Nun wird diese Diskussion jedoch erneut aufkommen, denn wieder wird ein neuer Standort für den Jugendtreff in Gressenich gesucht.

Da der hölzerne Pavillon bereits acht Jahre Wind und Wetter ausgesetzt war, sei „seine Substanz zu marode, um an anderer Stelle wieder aufgestellt zu werden“, sagt Robert Walz, Sprecher der Stadt Stolberg. „Leider konnte er nicht gerettet werden“, sagt Michael Bosseler, Leiter der Jugendpflege. Als er angeschafft wurde, habe er rund 3000 Euro gekostet.

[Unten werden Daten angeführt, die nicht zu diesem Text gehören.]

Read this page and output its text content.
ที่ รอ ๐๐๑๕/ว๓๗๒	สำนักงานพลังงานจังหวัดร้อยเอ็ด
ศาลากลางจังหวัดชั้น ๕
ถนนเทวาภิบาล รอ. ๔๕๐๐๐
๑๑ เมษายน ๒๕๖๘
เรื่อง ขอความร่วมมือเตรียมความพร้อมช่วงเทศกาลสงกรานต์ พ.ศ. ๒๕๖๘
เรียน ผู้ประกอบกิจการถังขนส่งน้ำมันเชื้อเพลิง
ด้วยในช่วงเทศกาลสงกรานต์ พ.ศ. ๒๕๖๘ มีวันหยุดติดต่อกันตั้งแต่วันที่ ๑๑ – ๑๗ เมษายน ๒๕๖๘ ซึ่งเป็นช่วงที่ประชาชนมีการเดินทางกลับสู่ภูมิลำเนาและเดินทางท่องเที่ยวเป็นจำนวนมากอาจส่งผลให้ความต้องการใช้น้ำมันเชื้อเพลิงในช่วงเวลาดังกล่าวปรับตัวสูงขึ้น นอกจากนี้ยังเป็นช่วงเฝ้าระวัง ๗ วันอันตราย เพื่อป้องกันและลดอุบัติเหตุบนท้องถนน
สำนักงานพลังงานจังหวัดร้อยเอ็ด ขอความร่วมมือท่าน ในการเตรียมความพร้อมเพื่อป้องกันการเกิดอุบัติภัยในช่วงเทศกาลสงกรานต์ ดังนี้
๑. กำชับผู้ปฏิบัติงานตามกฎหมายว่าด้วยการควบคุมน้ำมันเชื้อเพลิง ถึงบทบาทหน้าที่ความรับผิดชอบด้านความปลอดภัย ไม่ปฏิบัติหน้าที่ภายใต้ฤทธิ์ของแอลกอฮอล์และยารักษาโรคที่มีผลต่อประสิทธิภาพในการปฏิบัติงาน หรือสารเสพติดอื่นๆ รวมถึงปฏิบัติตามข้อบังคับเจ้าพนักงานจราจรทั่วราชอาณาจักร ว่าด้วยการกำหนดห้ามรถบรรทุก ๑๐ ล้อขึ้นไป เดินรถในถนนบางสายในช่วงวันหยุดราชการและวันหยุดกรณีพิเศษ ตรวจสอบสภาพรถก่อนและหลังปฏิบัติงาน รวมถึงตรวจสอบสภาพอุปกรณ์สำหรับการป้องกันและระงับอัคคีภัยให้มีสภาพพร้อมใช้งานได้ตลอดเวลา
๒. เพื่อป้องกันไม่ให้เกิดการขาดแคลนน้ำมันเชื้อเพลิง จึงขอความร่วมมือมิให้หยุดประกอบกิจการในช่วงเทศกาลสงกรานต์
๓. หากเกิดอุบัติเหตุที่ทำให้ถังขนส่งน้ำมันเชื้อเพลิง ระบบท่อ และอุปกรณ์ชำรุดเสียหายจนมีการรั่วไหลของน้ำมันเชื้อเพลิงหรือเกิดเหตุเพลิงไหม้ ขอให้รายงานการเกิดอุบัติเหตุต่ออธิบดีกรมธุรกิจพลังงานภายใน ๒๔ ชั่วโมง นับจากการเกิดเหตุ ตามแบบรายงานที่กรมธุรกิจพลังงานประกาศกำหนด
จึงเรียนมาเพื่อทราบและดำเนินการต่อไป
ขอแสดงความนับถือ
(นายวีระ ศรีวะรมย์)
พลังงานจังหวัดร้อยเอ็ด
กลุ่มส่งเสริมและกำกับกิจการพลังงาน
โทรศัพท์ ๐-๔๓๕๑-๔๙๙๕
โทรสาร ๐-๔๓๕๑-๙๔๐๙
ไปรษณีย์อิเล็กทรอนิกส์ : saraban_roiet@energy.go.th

Einen neuen Pavillon kaufen, müsse man allerdings nicht. Denn einen Lichtblick gebe es: „Wir haben noch einen Pavillon auf Halde. Der wurde angeschafft, weil er für einen anderen Standort gedacht war“, sagt Bosseler. Da er dort nie zum Einsatz kam, könnte dieser nun in Gressenich aufgestellt werden. Das Jugendamt ist derzeit jedoch noch auf der Suche nach einem neuen Standort.

„Zurzeit weichen die Jugendlichen auf andere öffentliche Räume aus“, sagt Bosseler. Zu diesen Treffpunkten gehören andere Bushaltestellen, Bänke oder auch Spielplätze. „Das haben Anwohner auch schon gemeldet“, sagt Bosseler. Weitere Auffälligkeiten habe es aber nicht gegeben.

Dennoch fehle der Standort des Pavillons. „Er war gut frequentiert“, sagt Bosseler. Der Treffpunkt sei ein „Selbstläufer“ gewesen: „Wir mussten den Pavillon nicht kontrollieren.“ Die Jugendlichen hätten sich dort getroffen und niemanden gestört.